Efficient Processing of Ordered XML Twig Pattern Matching Based on Extended Dewey
Jin-hua Jiang,Ke Chen,Xiao-yan Li,Gang Chen,Li-dan Shou
DOI: https://doi.org/10.1631/jzus.a0920006
2009-01-01
Abstract:Finding all occurrences of a twig pattern is a core operation of extensible markup language (XML) query processing. Holistic twig join algorithms, which avoid a large number of intermediate results, represent the state-of-the-art algorithms. However, ordered XML twig join is mentioned rarely in the literature and previous algorithms developed in attempts to solve the problem of ordered twig pattern (OTP) matching have poor performance. In this paper, we first propose a novel children linked stacks encoding scheme to represent compactly the partial ordered twig join results.
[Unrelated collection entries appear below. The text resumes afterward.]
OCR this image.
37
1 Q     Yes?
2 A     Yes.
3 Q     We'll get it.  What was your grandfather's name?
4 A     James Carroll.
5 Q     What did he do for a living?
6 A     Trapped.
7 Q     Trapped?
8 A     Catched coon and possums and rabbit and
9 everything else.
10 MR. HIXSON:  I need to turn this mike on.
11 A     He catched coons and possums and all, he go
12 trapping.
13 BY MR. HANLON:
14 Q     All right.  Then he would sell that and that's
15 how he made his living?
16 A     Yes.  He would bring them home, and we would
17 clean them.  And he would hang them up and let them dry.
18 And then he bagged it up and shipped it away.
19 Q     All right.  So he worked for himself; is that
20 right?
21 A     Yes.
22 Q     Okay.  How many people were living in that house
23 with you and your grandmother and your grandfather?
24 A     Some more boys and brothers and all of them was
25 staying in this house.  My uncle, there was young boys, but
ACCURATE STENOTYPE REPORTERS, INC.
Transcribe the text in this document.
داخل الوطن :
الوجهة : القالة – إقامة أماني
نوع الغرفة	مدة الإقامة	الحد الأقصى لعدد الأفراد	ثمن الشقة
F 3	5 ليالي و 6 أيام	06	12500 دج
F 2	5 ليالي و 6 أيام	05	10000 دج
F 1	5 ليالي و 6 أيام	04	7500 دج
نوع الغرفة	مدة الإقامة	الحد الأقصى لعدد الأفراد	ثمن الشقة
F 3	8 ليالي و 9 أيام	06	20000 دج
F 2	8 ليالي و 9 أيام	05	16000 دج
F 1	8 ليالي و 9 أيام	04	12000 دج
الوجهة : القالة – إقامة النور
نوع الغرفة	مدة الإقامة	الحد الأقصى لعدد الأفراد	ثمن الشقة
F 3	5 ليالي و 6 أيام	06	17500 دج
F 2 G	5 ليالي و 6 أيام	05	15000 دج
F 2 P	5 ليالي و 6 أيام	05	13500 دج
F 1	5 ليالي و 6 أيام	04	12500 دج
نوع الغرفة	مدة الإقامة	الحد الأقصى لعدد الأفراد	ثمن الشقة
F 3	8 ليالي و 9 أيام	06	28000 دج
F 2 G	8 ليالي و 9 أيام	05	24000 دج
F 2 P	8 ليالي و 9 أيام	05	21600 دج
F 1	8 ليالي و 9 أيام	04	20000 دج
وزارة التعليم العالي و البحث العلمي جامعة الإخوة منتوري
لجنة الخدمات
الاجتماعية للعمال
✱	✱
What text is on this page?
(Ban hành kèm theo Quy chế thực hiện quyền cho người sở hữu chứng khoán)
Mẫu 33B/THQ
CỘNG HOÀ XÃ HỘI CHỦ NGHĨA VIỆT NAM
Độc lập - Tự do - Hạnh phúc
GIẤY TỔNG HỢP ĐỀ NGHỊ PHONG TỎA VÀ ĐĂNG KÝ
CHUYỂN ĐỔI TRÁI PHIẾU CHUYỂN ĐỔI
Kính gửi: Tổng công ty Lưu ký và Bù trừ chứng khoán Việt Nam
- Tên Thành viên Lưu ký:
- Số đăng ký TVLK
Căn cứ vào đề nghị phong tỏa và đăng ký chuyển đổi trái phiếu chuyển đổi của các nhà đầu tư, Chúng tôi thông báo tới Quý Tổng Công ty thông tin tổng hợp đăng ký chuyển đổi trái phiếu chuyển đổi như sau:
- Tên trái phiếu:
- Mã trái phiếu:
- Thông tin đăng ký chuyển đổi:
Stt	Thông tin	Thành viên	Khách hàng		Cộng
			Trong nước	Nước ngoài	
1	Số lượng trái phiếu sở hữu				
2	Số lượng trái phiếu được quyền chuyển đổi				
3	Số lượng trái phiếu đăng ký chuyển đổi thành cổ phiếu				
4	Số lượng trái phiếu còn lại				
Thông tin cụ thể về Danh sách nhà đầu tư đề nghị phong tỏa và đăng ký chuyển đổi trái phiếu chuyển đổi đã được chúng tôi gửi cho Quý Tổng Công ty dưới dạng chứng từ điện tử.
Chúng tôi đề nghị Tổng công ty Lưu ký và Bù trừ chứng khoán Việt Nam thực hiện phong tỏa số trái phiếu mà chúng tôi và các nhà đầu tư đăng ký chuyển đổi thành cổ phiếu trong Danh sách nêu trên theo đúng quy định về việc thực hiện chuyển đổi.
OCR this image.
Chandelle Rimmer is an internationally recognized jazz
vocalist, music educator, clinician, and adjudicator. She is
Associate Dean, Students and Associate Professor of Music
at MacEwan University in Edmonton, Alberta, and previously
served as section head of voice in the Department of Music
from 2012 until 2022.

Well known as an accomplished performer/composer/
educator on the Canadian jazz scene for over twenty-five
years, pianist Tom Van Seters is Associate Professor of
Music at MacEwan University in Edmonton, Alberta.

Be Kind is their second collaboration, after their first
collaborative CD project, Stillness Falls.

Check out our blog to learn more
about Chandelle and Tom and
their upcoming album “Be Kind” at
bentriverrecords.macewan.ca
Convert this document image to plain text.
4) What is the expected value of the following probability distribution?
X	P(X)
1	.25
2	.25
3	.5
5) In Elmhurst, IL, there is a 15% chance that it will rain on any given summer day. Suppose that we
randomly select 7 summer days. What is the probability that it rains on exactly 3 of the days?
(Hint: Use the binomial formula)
Based on this encoding scheme and extended Dewey, we design a novel holistic OTP matching algorithm, called OTJFast, which needs only to access the labels of the leaf query nodes. Furthermore, we propose a new algorithm, named OTJFaster, incorporating three effective optimization rules to avoid unnecessary computations. This works well on available indices (such as B + -tree), skipping useless elements. Thus, not only is disk access reduced greatly, but also many unnecessary computations are avoided. Finally, our extensive experiments over both real and synthetic datasets indicate that our algorithms are superior to previous approaches.